Local fundraising has helped to ensure that an estimated 245,000 people in Zimbabwe, Zambia, and Eritrea can grow a better future by having access to safe water, the seeds to plant vegetable gardens and knowledge to make sure the whole community has good nutrition and hygiene practices. The next time the rains are late, families will be able to cope because they now have access to drought-resistant crops.
None of this would be possible without the local action in Lancashire. Together, we have shown we are serious about tackling poverty and injustice so everyone can reach their full potential.

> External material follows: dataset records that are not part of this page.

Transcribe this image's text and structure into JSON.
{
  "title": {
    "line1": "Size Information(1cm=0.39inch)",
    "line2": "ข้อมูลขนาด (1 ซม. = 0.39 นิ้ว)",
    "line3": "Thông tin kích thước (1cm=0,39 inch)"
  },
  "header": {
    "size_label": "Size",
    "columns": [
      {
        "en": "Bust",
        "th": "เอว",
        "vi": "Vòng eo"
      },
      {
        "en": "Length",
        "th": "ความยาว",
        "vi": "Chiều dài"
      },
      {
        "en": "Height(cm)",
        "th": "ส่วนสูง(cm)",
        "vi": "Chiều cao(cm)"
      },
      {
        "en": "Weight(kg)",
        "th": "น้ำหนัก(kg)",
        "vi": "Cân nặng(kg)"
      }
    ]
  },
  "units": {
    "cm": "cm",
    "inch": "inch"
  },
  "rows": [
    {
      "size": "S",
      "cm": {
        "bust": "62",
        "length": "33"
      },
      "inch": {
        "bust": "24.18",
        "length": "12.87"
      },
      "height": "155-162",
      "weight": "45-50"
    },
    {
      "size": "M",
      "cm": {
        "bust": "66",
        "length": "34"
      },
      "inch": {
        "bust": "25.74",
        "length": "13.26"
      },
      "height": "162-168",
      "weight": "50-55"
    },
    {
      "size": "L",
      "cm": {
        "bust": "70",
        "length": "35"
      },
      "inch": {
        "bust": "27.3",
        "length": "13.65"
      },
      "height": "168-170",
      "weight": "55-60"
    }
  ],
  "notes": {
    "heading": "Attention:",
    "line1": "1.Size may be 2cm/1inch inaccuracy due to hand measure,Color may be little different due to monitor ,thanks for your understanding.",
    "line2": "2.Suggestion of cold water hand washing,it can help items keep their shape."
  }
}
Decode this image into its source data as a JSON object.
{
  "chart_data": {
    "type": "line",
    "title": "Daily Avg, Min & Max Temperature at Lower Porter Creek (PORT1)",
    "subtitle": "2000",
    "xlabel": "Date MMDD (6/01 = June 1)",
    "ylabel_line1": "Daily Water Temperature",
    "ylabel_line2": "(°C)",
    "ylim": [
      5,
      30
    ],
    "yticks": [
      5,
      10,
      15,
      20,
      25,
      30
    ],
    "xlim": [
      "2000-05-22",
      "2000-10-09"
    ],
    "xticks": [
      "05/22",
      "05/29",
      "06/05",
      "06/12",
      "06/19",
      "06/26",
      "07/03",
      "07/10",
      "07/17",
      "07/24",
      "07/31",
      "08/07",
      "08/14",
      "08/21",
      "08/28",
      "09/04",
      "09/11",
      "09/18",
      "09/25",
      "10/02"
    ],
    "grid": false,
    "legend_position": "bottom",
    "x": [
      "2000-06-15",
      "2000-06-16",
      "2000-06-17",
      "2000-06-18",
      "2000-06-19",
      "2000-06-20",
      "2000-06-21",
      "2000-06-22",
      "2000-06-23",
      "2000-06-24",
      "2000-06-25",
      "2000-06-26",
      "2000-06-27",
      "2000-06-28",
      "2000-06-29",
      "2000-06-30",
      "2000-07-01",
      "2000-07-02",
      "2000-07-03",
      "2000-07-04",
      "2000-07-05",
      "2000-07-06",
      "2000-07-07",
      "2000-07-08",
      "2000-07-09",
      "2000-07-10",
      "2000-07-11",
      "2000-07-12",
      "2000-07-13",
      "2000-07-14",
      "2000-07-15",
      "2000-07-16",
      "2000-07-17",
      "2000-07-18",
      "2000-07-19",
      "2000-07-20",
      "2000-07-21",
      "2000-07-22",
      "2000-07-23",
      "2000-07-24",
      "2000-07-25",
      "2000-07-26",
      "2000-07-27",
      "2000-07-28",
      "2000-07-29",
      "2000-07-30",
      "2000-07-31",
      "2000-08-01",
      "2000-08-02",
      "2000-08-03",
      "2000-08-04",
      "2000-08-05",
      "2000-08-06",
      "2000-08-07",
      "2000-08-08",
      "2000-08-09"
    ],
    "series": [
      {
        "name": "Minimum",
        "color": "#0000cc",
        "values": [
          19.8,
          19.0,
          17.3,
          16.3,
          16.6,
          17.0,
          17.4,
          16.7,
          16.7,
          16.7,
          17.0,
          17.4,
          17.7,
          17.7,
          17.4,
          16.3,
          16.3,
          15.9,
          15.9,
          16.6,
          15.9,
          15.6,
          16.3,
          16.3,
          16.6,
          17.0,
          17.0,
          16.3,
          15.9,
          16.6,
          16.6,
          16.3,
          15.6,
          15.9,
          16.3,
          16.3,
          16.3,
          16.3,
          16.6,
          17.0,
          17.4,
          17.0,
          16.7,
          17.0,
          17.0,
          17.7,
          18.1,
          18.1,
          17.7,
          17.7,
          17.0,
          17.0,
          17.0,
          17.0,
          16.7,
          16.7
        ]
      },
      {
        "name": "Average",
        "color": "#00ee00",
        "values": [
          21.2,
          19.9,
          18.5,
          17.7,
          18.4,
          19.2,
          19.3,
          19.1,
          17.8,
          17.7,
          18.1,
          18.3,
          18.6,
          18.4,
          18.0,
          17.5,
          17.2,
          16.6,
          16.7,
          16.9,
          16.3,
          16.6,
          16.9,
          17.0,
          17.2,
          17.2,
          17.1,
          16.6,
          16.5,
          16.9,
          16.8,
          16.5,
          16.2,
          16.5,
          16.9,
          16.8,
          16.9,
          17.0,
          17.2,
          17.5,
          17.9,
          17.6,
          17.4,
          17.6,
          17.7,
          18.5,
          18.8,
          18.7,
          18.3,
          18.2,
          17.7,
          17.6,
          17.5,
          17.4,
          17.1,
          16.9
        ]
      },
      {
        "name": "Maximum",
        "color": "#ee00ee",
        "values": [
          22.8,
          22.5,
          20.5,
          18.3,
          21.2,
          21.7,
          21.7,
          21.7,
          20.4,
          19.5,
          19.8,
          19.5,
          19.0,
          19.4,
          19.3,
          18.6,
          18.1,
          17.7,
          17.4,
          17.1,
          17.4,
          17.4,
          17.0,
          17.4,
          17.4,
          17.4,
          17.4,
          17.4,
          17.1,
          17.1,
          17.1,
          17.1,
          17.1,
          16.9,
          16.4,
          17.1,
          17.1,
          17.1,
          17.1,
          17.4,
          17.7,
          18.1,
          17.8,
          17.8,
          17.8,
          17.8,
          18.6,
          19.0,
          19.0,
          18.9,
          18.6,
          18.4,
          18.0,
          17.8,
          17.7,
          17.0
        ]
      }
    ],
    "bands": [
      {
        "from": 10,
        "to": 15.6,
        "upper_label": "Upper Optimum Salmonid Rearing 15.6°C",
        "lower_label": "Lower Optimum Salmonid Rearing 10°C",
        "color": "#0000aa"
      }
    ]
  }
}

Community Participation Coordinator, CAFOD Lancaster Volunteer Centre
Missing letter T
I heartily agree with M Whitehead’s letter (LP Letters, March 20). Yes! The letter T is disappearing.
Quite well-known personalities on radio and TV are guilty of omi*ing the T.
It doesn’t seem to ma**er if the person has had the opportuni*y to attend universi*y.
I pity anyone from foreign parts wanting to learn the English language, only to find that things here are pronounced quite differently.
And don’t get me going about using the letter “F” instead of “TH” as in firty-free (33). If they start a sentence with the words “I fought.....” have they been thinking or have they been in a fight?
Mrs P Wren
Let’s consider something new
Criminalising drugs does nothing more than force the production, quality control and profits into the hands of organised crime. It doesn’t stop people wanting them, or people supplying them.
There is no price control.
Essentially the outcome is further criminality to feed the habit.
At least with cigarettes and alcohol, the vast majority is taxed, therefore providing funds to the NHS and police service to tackle any follow-on problems.
We’ve had a war on drugs for as long as anyone cares to remember. It isn’t working, we’re losing the battle every day. Why not consider something new?
Ted Phil Turner
Well worth a visit to see art
The painting of the beach at Deauville by Eugene Boudin, at Harris Art Gallery, is well worth a visit.
Boudin inspired Monet’s impressionism.
There is paper on a table to encourage you to write poetry.
I thought perhaps this might spoil the pleasure of just viewing his painting, but it does make you look more closely at Boudin’s painting and appreciate the smaller details – the sandy impressions, the seascape, the story unfolding to lose ourselves in the painting – and to tell the story in words.